|ZFIN ID: ZDB-PUB-140731-6|
Regenerative responses after mild heart injuries for cardiomyocyte proliferation in zebrafish
Itou, J., Akiyama, R., Pehoski, S., Yu, X., Kawakami, H., Kawakami, Y.
|Source:||Developmental dynamics : an official publication of the American Association of Anatomists 243(11): 1477-86 (Journal)|
|Registered Authors:||Akiyama, Ryutaro, Kawakami, Yasuhiko|
|Keywords:||Cardiomyocytes, Endothelial cells, Epicardial cells, Heart, Regeneration, Zebrafish|
|PubMed:||25074230 Full text @ Dev. Dyn.|
Itou, J., Akiyama, R., Pehoski, S., Yu, X., Kawakami, H., Kawakami, Y. (2014) Regenerative responses after mild heart injuries for cardiomyocyte proliferation in zebrafish. Developmental dynamics : an official publication of the American Association of Anatomists. 243(11):1477-86.

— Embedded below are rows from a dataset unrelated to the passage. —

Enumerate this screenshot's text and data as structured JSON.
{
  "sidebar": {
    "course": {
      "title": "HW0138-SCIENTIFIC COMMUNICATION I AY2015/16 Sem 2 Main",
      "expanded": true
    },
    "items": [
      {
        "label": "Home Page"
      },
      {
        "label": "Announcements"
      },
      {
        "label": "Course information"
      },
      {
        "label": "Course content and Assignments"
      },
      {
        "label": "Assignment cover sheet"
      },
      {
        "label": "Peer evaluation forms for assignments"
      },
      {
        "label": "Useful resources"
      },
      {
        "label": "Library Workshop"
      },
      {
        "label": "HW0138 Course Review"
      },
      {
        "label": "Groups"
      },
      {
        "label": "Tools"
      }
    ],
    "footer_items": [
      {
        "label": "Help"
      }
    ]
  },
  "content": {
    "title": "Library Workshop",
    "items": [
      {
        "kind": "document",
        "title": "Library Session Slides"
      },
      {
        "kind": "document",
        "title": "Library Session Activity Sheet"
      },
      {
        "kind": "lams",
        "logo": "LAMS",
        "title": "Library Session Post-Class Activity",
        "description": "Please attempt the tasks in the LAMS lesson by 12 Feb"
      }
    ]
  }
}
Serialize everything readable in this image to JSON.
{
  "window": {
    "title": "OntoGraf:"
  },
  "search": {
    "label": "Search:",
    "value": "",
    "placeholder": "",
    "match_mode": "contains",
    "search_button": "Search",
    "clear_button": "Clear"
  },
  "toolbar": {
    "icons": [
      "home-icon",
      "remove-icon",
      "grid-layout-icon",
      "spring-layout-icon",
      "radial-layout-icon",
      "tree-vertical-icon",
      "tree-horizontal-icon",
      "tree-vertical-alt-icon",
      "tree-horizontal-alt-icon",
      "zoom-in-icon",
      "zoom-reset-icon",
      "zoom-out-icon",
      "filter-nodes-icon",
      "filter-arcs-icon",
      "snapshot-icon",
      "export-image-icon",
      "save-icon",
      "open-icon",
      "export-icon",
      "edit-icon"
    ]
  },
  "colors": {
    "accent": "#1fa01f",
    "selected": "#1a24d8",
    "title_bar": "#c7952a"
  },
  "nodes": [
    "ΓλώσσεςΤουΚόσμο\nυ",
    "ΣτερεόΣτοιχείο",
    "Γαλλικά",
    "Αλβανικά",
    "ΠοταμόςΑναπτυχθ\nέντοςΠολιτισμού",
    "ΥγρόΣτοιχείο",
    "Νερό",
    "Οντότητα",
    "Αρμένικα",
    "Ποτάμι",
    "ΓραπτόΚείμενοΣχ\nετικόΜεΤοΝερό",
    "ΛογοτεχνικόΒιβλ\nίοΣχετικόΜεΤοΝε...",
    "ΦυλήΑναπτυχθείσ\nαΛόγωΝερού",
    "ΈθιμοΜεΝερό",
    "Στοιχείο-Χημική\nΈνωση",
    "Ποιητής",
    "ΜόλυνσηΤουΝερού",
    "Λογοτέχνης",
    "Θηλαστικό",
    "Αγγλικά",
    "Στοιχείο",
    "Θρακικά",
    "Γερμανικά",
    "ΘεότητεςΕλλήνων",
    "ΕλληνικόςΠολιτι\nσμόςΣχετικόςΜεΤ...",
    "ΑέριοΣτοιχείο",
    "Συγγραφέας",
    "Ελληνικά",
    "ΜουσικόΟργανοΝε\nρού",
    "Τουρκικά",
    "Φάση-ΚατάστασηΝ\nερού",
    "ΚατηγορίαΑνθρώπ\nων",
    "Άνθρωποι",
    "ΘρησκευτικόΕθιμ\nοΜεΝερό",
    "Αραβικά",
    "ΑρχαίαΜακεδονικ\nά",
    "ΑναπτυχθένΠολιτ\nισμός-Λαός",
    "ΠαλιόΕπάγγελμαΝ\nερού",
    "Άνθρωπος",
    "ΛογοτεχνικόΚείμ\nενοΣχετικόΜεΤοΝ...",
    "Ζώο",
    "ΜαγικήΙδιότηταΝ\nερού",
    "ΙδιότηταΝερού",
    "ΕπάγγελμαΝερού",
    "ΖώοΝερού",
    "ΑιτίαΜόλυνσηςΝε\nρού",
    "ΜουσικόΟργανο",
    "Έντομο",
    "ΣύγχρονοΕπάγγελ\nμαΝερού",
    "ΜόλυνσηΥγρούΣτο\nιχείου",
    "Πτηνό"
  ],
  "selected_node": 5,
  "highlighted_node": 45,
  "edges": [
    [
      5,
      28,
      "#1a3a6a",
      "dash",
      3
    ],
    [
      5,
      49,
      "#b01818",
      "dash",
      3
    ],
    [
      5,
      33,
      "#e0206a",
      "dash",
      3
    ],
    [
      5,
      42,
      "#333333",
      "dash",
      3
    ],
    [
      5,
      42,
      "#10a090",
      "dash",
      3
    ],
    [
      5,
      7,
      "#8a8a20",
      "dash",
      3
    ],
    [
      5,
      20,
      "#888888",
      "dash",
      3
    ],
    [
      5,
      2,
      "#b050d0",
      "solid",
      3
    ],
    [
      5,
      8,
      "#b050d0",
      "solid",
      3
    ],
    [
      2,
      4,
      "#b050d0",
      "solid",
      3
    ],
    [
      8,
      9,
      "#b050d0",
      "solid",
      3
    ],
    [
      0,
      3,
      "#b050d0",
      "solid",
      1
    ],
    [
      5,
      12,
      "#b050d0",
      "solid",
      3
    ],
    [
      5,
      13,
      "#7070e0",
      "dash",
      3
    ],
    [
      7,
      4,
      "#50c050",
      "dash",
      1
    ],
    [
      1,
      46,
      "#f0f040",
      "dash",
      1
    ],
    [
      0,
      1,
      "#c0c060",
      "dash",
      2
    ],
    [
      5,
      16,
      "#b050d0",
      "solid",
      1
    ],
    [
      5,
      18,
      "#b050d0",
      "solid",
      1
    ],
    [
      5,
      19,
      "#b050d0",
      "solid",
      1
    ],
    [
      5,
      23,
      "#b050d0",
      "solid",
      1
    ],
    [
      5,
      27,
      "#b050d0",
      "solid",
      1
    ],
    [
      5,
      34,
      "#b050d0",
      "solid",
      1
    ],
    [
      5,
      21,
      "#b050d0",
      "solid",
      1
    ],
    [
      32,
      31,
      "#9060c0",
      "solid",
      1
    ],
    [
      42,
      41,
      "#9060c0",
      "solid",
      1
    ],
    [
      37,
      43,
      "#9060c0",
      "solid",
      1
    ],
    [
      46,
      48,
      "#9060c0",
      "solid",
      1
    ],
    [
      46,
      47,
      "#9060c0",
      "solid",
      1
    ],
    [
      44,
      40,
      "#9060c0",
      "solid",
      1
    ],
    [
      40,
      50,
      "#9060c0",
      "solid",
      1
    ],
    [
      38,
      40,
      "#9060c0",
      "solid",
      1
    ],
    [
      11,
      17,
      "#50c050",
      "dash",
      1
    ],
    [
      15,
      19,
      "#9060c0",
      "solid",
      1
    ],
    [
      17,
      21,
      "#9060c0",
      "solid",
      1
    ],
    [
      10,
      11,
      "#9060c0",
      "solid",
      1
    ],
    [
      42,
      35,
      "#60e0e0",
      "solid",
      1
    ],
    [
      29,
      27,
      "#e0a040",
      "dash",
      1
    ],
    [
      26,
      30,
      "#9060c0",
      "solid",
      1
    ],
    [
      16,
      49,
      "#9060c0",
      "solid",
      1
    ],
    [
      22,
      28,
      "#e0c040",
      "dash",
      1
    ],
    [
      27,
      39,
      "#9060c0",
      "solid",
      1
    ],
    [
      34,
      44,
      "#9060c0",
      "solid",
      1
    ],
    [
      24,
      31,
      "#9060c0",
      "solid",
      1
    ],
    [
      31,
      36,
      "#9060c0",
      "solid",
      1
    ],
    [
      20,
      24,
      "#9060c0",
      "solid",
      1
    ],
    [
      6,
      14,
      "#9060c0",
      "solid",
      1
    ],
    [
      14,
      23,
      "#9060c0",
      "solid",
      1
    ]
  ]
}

ABSTRACTBackground: The zebrafish heart regenerates after various severe injuries. Common processes of heart regeneration are cardiomyocyte proliferation, activation of epicardial tissue and neovascularization. In order to further characterize heart regeneration processes, we introduced milder injuries and compared responses to those induced by ventricular apex resection, a widely used injury method. We used scratching of the ventricular surface and puncturing of the ventricle with a fine tungsten needle as injury inducing techniques. Results: Scratching the ventricular surface induced subtle cardiomyocyte proliferation and responses of the epicardium. Endothelial cell accumulation was limited to the surface of the heart. Ventricular puncture induced cardiomyocyte proliferation, endocardial and epicardial activation and neo-vascularization, similar to the resection method. However, the degree of the responses was milder, correlating with milder injury. Sham operation induced epicardial aldh1a2 expression but not tbx18 and WT1. Conclusions: Puncturing the ventricle induces responses equivalent to resection at milder degrees in a shorter time frame and would be used as simple injury model. Scratching the ventricle did not induce heart regeneration and would be used for studying wound responses to epicardium.